I have been know to use horribly outdated turns of phrase with no ironic intention, but I have not ever come across that expression ere today.

Will you use it now? :smiley:

Yep, I knew that one. A buddy of mine is a major fan of classic country, so I pick that kind of stuff up from him.

Without hesitation.

Please report your success with it. My wife now thinks it’s time to call the boys in the white suits. They’re probably too young to offer any sympathy for my case.

Just for the kicks of it, if y’all have similar obscure things like this that you enjoy dropping into conversations, please share them!

The problem with coming up with examples is that I do not realize I am being quaint until I get the looks from bystanders.
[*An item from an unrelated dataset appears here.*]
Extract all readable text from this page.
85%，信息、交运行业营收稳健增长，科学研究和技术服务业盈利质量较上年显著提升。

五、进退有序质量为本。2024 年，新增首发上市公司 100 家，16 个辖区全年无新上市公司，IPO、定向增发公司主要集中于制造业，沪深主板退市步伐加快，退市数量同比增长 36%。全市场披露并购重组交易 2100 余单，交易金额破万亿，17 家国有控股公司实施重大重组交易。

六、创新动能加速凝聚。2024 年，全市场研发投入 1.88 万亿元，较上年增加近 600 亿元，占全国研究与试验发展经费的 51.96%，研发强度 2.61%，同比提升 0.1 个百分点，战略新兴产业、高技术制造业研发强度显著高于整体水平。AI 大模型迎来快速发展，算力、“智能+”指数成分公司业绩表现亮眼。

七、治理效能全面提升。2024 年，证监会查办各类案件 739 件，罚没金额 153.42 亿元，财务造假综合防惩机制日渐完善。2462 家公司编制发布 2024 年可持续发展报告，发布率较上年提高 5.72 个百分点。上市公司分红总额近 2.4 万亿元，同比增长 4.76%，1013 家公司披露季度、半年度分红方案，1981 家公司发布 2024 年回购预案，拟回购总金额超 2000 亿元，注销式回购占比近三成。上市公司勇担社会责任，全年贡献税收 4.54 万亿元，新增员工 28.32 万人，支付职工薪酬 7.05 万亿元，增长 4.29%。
My daughters are now immune and no longer react visibly.

Yup, I’ve heard of it. But not from the Jimmy Dickens song. I heard about it from a different song by The Nitty Gritty Dirt Band ABOUT the Jimmy Dickens song. You can find it on The Nitty Gritty Dirt Band’s album, “Will the Circle be Unbroken” from 2002. It’s in the very first song, Grand Ole Opry Song.

Never heard it before. It sounds like the sort of thing my father would have loved to say to us, if he had ever heard it, so I have to assume he hadn’t either.
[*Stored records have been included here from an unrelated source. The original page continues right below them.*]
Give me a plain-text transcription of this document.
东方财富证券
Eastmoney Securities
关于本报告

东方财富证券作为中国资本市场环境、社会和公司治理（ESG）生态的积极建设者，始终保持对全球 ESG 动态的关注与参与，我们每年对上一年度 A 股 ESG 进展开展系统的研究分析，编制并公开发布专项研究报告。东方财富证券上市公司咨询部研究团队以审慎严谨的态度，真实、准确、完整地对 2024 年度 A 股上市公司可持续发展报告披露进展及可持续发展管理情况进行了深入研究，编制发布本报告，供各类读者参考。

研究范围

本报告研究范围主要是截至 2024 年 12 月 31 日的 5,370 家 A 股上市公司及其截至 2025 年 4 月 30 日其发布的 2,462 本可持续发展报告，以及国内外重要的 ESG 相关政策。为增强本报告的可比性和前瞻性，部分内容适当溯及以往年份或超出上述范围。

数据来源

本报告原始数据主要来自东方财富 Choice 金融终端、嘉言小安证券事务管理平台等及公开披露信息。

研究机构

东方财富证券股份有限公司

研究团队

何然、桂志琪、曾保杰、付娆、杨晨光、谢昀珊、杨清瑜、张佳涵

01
Having now looked at the spoiler, I see that it came too early for him (his interest in country music didn’t develop until he was well over 70) and too early for me (my interest in country music has yet to develop).
Roddy

Heard him do it live at the Grand Ole Opry in the mid-80’s.

Terrific. He would have been getting on up there in age, right?

I had to look up his Wiki page to be sure he was still with us.

So many of his generation are gone.

I had meant to comment on this earlier. Both Mama and Daddy (both gone in the 1990’s) provided my brother and me with all sorts of obscure music by humming, whistling or singing things we had never heard before. I would love to have the memory to make a list of all of them. Every now and then I’ll hear snatches of one of their tunes and think to myself, “Yep. Mama (or Daddy) knew that one and sang it.”

WWII had oodles of nonsense songs and other memorable ones. At the risk of repeating one I posted not long ago:

Dr. Strangelove - YouTube (the visuals don’t help a lot! :smiley: )

Never heard of it, nor read of it, prior to this thread.

He’s not only still with us, but is still performing at the Grand Ole Opry… I tuned in last Saturday night and heard him open the show with “A-Sleepin’ at the Foot of the Bed”. The announcer said he’s been a member for sixty-something years, IIRC.

it was a song I heard in the last nonth or so on the radio.